FARAGO Between the attention you pay to Suuronen in one of the films and to Mayakovsky in another, you seem to have an interest in utopian dreams, and the failure of those dreams. But then there’s an element of science fiction as well.

HALONEN It’s mostly to revisit these unfulfilled projects. Like Communism, in a sense: the Communist society in Mayakovsky’s play was a critique of Soviet bureaucracy. And in Strange Place for Snow I borrow dialogue from H.G. Wells. There’s something really beautiful about science fiction in the way it gives you a surreal reality. So I want to bring these unrealized projects to a contemporary situation, but I have to do it via a fiction.

FARAGO There seems to be a lot of narrative video that’s come out of Helsinki, most famously from Eija-Liisa Ahtila and Salla Tykkä.

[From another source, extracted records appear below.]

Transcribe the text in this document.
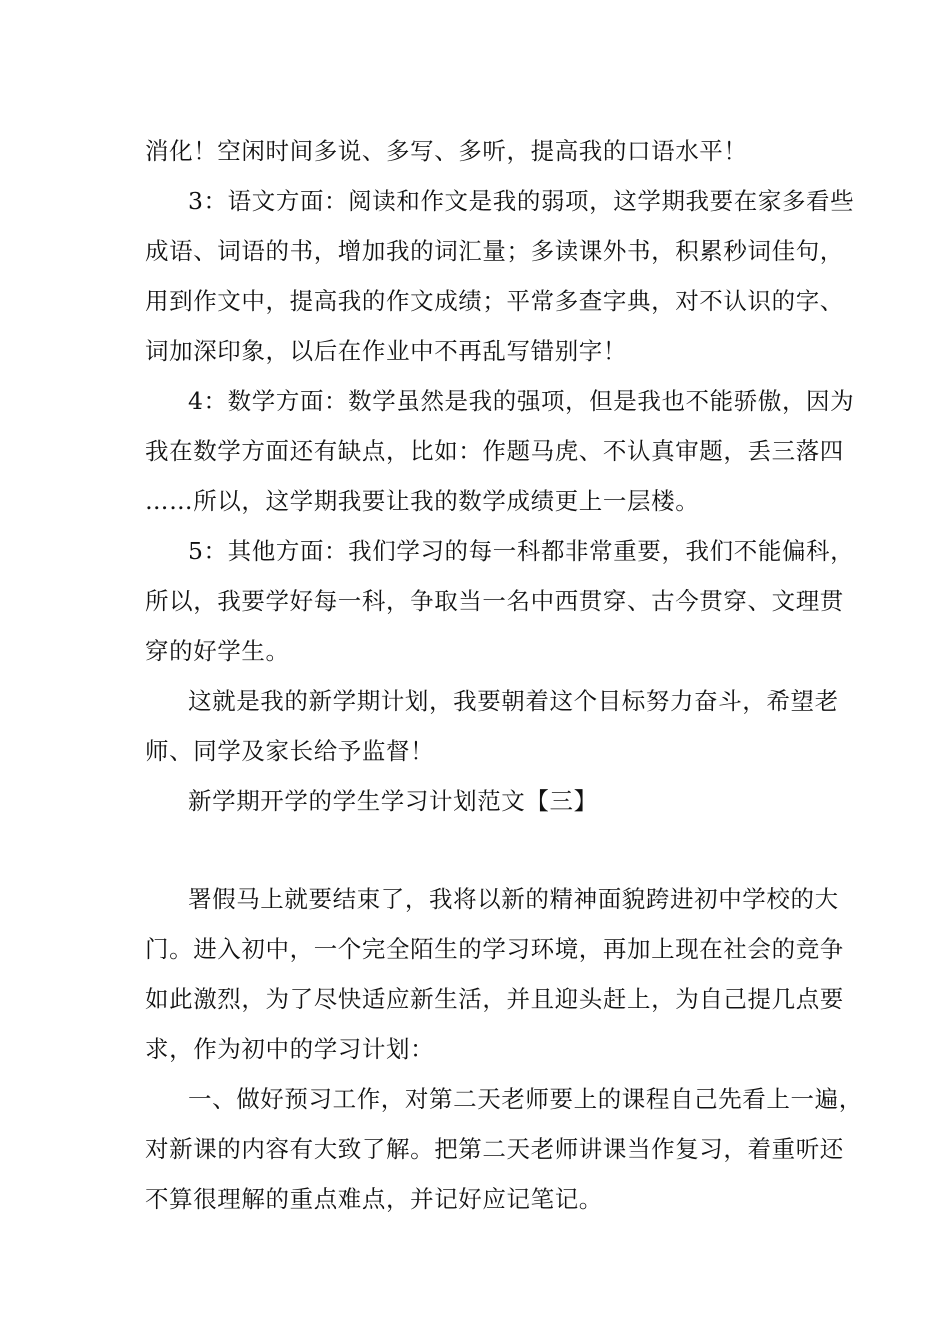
消化！空闲时间多说、多写、多听，提高我的口语水平！
3：语文方面：阅读和作文是我的弱项，这学期我要在家多看些
成语、词语的书，增加我的词汇量；多读课外书，积累秒词佳句，
用到作文中，提高我的作文成绩；平常多查字典，对不认识的字、
词加深印象，以后在作业中不再乱写错别字！
4：数学方面：数学虽然是我的强项，但是我也不能骄傲，因为
我在数学方面还有缺点，比如：作题马虎、不认真审题，丢三落四
……所以，这学期我要让我的数学成绩更上一层楼。
5：其他方面：我们学习的每一科都非常重要，我们不能偏科，
所以，我要学好每一科，争取当一名中西贯穿、古今贯穿、文理贯
穿的好学生。
这就是我的新学期计划，我要朝着这个目标努力奋斗，希望老
师、同学及家长给予监督！
新学期开学的学生学习计划范文【三】
署假马上就要结束了，我将以新的精神面貌跨进初中学校的大
门。进入初中，一个完全陌生的学习环境，再加上现在社会的竞争
如此激烈，为了尽快适应新生活，并且迎头赶上，为自己提几点要
求，作为初中的学习计划：
一、做好预习工作，对第二天老师要上的课程自己先看上一遍，
对新课的内容有大致了解。把第二天老师讲课当作复习，着重听还
不算很理解的重点难点，并记好应记笔记。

HALONEN It’s true, though I have to say that I didn’t study there [Halonen graduated from Goldsmiths College in London]. The narratives in my works are always fragmented. There’s not one single image that can represent the whole story—it’s more like a collage. Visually, I consciously use that collage quality, a kind of clumsiness. The costumes, for example, might be a bit too big. Or the performers are pushed to a limit between acting and non-acting.

FARAGO You were one of the artists who signed an open letter questioning the funding of the biennial; Transfield Holdings, the exhibition’s founding sponsor, is indirectly linked to the Australian government’s immigrant detention centers. Has the debate affected you?

HALONEN Of course it has. All of the artists in the show discussed it a lot before coming to Australia: not just the biennial but the whole situation with asylum seekers, which I find really horrible. But I think Juliana’s curatorial view is based on the idea that art can have some sort of effect, maybe not as direct as activism, but as another, more poetic vision.